Kardashian understands that attention is a currency with no ceiling. Her team doesn’t fight controversy. They plan for it. They know that in a digital marketplace built on clicks, the product is less important than the argument around it.
The Anatomy of Desire
The new sex economy is not defined by sex at all. It is defined by validation.
AI platforms like OpenAI and xAI sell intimacy without risk. They package loneliness as exploration and charge a premium for simulated connection.
Skims sells authenticity without vulnerability. It packages rebellion as self-love and prices it by the inch.
They are two halves of the same pattern. One digital, one physical. Both transactional.
Desire has been stripped down to its simplest exchange: give us your attention, we will give you a feeling. It might be belonging. It might be control. It might just be distraction. Either way, it is measurable, monetizable, and repeatable.

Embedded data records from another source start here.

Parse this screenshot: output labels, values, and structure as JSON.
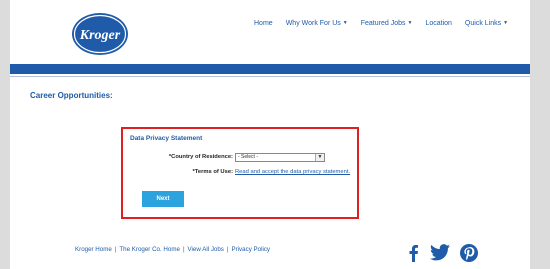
{
  "brand": {
    "logo_text": "Kroger",
    "color": "#1f5ba8"
  },
  "nav": [
    {
      "label": "Home",
      "dropdown": false
    },
    {
      "label": "Why Work For Us",
      "dropdown": true
    },
    {
      "label": "Featured Jobs",
      "dropdown": true
    },
    {
      "label": "Location",
      "dropdown": false
    },
    {
      "label": "Quick Links",
      "dropdown": true
    }
  ],
  "page": {
    "heading": "Career Opportunities:"
  },
  "form": {
    "title": "Data Privacy Statement",
    "country_label": "*Country of Residence:",
    "country_value": "- Select -",
    "terms_label": "*Terms of Use:",
    "terms_link": "Read and accept the data privacy statement.",
    "next_label": "Next"
  },
  "footer": {
    "links": [
      "Kroger Home",
      "The Kroger Co. Home",
      "View All Jobs",
      "Privacy Policy"
    ],
    "separator": "|",
    "social": [
      "facebook-icon",
      "twitter-icon",
      "pinterest-icon"
    ]
  },
  "colors": {
    "accent": "#1f5ba8",
    "button": "#2aa3de",
    "highlight_border": "#e02020"
  }
}
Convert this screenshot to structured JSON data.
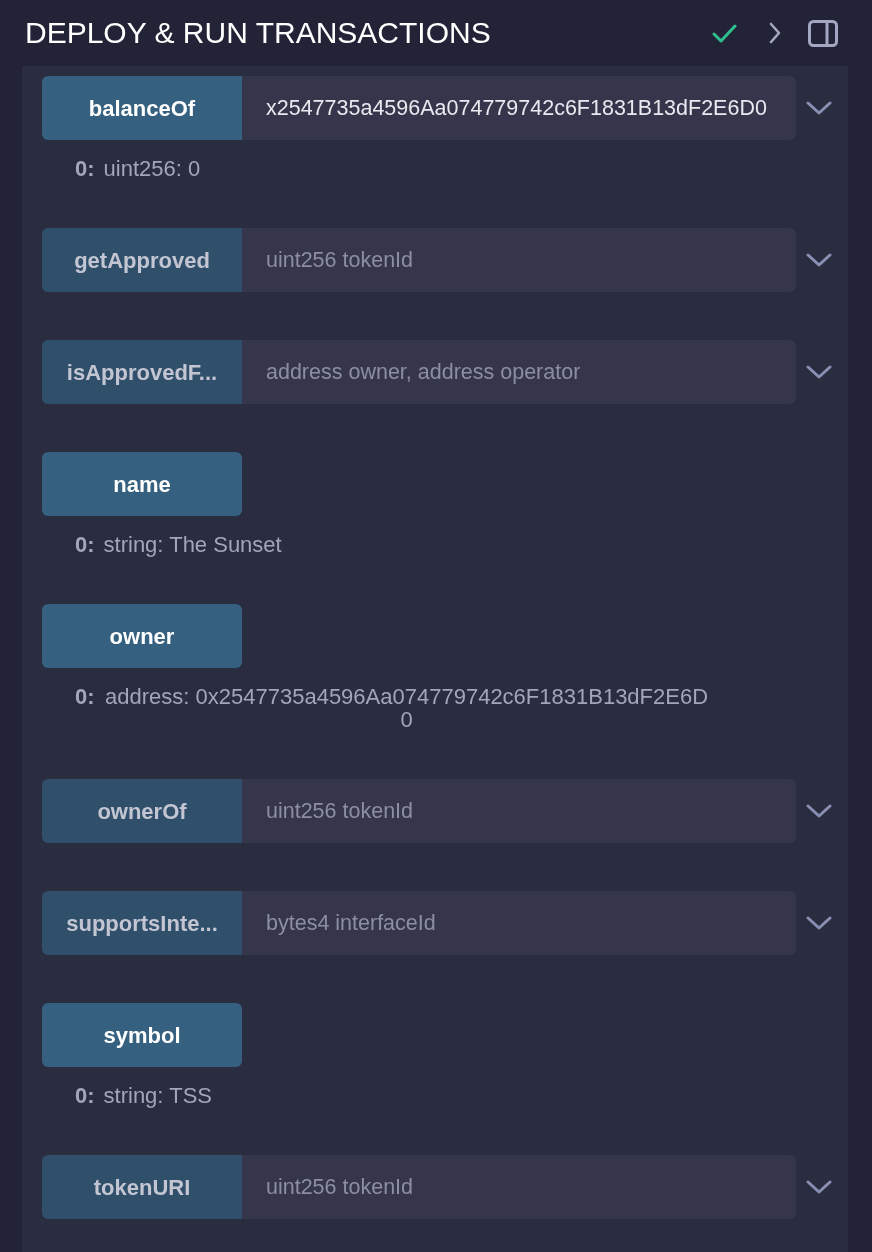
{
  "header": {
    "title": "DEPLOY & RUN TRANSACTIONS"
  },
  "functions": [
    {
      "kind": "with_args",
      "label": "balanceOf",
      "disabled": false,
      "expanded": false,
      "input": {
        "value": "x2547735a4596Aa074779742c6F1831B13dF2E6D0"
      },
      "outputs": [
        {
          "index": "0:",
          "text": "uint256: 0"
        }
      ]
    },
    {
      "kind": "with_args",
      "label": "getApproved",
      "disabled": true,
      "expanded": false,
      "input": {
        "placeholder": "uint256 tokenId"
      }
    },
    {
      "kind": "with_args",
      "label": "isApprovedF...",
      "disabled": true,
      "expanded": false,
      "input": {
        "placeholder": "address owner, address operator"
      }
    },
    {
      "kind": "no_args",
      "label": "name",
      "disabled": false,
      "outputs": [
        {
          "index": "0:",
          "text": "string: The Sunset"
        }
      ]
    },
    {
      "kind": "no_args",
      "label": "owner",
      "disabled": false,
      "outputs": [
        {
          "index": "0:",
          "text": "address: 0x2547735a4596Aa074779742c6F1831B13dF2E6D0"
        }
      ]
    },
    {
      "kind": "with_args",
      "label": "ownerOf",
      "disabled": true,
      "expanded": false,
      "input": {
        "placeholder": "uint256 tokenId"
      }
    },
    {
      "kind": "with_args",
      "label": "supportsInte...",
      "disabled": true,
      "expanded": false,
      "input": {
        "placeholder": "bytes4 interfaceId"
      }
    },
    {
      "kind": "no_args",
      "label": "symbol",
      "disabled": false,
      "outputs": [
        {
          "index": "0:",
          "text": "string: TSS"
        }
      ]
    },
    {
      "kind": "with_args",
      "label": "tokenURI",
      "disabled": true,
      "expanded": false,
      "input": {
        "placeholder": "uint256 tokenId"
      }
    }
  ]
}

The irony is that the more artificial intimacy becomes, the more obsessed we are with proving what is “real.” That tension fuels the algorithm. It keeps us scrolling between extremes, between fantasy and authenticity, between code and cotton.
Hypocrisy Is The Point
If there is a single truth running through all of this, it is that hypocrisy is no longer a liability. It is the marketing plan.
OpenAI preaches responsibility while selling stimulation.
xAI flaunts rebellion while moderating the results.
Kardashian sells liberation while embodying the standard she pretends to reject.
These contradictions are not oversights. They are the hook. They make the product feel alive, human, unpredictable. The audience participates by taking sides, sharing opinions, and performing outrage. In a culture of continuous commentary, moral friction equals engagement.
As I pointed out in The Belonging Economy, consumers no longer buy things. We buy stories about ourselves. These new stories just happen to be written by algorithms and influencers who already know what we will click next.
What Happens Next
AI has learned how to mimic intimacy. Fashion has learned how to monetize rebellion. Together, they have transformed desire from an emotion into a product category.
Soon, we will see the next iteration. The “realness” trend will mature into a luxury aesthetic. “Unfiltered” will become a premium setting. Synthetic companions will learn to fake imperfection because perfection no longer sells.
We built machines to make us feel wanted. We built brands to make us feel seen. Now both compete for our attention using the same strategy: emotional realism.
The middle path is not abstaining. It is awareness. See the pattern. Understand the pitch. Choose consciously, even when the marketing feels like freedom.
Desire is not dangerous. But in 2025, it is monetized with precision.